Prior to the kernel invocation, the total number of chunks to be processed must be known.
// Compression description
using COMP = decltype(nvcompdx::Direction<nvcompdx::direction::compress> + ...);
// Decompression description
using DECOMP = decltype(nvcompdx::Direction<nvcompdx::direction::decompress> + ...);
// Calculate the total amount of global memory scratch space required
// for the whole kernel execution in bytes.
//
// - num_chunks[in] The total number of chunks processed by the kernel
__host__ constexpr size_t COMP::tmp_size_total(size_t num_chunks);
// or
__host__ constexpr size_t DECOMP::tmp_size_total(size_t num_chunks);
Warning
The scratch buffer allocation requirements may change between nvCOMPDx releases, therefore, please always make sure to query the scratch buffer requirements and allocate the scratch buffers accordingly. Using scratch buffers smaller than their required size is considered undefined behavior.
Alignment Methods#
nvCOMPDx requires its buffers to be aligned to specific byte boundaries. The alignment requirements may be different for different algorithms, and may also depend on the selected execution level (warp or block) and selected data type. The alignments required for the input, output, shared, and global scratch buffers are always going to be a power of 2.
Note
Global memory allocations directly provided by cudaMalloc(...)
, cudaMallocPitch(...)
, etc., return buffers with 256-byte alignment, and therefore these allocations automatically satisfy the input, output, and global scratch buffer alignment requirements.
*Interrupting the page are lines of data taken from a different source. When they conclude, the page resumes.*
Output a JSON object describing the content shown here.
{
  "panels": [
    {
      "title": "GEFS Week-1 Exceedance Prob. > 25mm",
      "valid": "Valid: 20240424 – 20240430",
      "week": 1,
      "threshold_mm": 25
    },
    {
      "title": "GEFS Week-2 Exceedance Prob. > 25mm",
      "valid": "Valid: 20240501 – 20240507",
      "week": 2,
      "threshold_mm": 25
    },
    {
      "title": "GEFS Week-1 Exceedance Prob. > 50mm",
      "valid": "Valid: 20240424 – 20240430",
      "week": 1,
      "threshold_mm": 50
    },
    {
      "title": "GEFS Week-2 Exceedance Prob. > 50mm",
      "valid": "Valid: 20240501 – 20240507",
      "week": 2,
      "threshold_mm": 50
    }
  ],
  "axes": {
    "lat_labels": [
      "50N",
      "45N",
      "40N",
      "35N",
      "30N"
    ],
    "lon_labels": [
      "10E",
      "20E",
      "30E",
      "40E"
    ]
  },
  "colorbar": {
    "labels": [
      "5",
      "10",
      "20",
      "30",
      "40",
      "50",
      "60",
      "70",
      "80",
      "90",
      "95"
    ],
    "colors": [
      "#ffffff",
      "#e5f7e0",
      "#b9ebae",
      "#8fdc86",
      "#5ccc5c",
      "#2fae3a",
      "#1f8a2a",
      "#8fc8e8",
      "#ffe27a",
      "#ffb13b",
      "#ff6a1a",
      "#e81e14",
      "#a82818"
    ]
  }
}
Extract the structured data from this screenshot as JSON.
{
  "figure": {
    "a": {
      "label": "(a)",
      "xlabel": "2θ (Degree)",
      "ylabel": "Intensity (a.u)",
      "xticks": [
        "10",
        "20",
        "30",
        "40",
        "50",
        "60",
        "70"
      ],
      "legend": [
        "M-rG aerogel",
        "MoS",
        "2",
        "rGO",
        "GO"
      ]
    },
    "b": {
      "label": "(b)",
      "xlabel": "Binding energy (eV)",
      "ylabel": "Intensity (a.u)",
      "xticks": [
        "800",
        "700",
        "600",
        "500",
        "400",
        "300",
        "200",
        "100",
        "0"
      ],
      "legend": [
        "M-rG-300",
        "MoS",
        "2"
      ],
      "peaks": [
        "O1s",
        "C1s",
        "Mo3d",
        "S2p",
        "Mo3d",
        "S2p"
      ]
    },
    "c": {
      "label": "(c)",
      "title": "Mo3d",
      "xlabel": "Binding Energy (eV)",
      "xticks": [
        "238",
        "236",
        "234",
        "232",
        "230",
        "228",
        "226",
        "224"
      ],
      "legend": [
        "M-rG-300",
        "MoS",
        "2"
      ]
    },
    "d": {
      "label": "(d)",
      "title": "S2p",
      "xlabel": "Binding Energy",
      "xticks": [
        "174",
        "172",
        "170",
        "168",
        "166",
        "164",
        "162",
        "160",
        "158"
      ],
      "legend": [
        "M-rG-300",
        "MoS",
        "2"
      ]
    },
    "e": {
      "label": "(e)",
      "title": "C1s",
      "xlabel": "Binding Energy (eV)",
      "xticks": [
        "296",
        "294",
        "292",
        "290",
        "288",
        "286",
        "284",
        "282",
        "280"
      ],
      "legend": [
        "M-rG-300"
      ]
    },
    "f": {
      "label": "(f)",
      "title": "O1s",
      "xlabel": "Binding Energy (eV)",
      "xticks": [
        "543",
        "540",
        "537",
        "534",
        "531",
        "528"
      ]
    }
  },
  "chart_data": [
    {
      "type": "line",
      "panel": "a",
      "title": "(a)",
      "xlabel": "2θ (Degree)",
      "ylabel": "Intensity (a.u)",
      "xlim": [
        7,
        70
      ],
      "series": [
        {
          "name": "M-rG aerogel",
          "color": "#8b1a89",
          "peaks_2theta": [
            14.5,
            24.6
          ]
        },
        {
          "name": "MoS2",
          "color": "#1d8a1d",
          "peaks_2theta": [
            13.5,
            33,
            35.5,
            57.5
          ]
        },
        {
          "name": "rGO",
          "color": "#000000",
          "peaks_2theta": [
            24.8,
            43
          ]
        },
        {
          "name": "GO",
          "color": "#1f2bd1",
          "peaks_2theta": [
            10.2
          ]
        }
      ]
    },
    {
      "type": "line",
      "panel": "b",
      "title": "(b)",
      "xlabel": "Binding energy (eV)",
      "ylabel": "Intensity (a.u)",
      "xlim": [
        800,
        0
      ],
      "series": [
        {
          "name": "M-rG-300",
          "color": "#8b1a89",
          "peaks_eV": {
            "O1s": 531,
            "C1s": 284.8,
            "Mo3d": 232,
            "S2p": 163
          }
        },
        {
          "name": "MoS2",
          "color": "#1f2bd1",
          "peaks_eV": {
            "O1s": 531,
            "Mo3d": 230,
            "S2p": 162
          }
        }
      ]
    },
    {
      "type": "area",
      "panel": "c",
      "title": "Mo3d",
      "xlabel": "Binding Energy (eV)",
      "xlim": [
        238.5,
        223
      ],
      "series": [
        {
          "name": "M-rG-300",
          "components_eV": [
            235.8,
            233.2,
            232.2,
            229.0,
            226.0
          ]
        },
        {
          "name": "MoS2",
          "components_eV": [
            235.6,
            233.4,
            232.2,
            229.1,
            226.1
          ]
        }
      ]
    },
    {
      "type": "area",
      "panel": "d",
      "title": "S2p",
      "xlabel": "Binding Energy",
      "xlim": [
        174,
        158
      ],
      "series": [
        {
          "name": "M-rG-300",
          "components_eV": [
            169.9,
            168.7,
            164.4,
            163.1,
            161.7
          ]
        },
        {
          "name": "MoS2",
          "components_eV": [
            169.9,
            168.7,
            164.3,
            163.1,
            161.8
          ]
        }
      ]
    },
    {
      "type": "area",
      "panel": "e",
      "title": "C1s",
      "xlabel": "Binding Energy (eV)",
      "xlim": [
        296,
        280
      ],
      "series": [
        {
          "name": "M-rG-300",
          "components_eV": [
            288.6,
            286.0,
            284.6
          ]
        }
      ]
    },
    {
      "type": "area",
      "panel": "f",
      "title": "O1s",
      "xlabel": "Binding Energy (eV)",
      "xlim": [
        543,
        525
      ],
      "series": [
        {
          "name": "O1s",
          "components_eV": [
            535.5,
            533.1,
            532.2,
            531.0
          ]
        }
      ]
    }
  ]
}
// Compression description
using COMP = decltype(nvcompdx::Direction<nvcompdx::direction::compress> + ...);
// Decompression description
using DECOMP = decltype(nvcompdx::Direction<nvcompdx::direction::decompress> + ...);
// Retrieve the required alignment for the shared memory scratch buffer.
__device__ __host__ constexpr size_t COMP::shmem_alignment();
// or
__device__ __host__ constexpr size_t DECOMP::shmem_alignment();
// Retrieve the required alignment for the global memory scratch buffer.
__device__ __host__ constexpr size_t COMP::tmp_alignment();
// or
__device__ __host__ constexpr size_t DECOMP::tmp_alignment();
// Retrieve the required alignment for the input data. Depending on the
// direction, this can mean either the uncompressed/raw buffer (compressor) or
// the compressed buffer (decompressor).
__device__ __host__ constexpr size_t COMP::input_alignment();
// or
__device__ __host__ constexpr size_t DECOMP::input_alignment();
// Retrieve the required alignment for the output data. Depending on the
// direction, this can mean either the compressed buffer (compressor) or
// the decompressed buffer (decompressor).
__device__ __host__ constexpr size_t COMP::output_alignment();
// or
__device__ __host__ constexpr size_t DECOMP::output_alignment();
Warning
The alignment requirements may change between nvCOMPDx releases, therefore, please always make sure to query the alignment requirements before invoking nvCOMPDx methods. Violating alignment requirements for any of the required buffers is considered undefined behavior.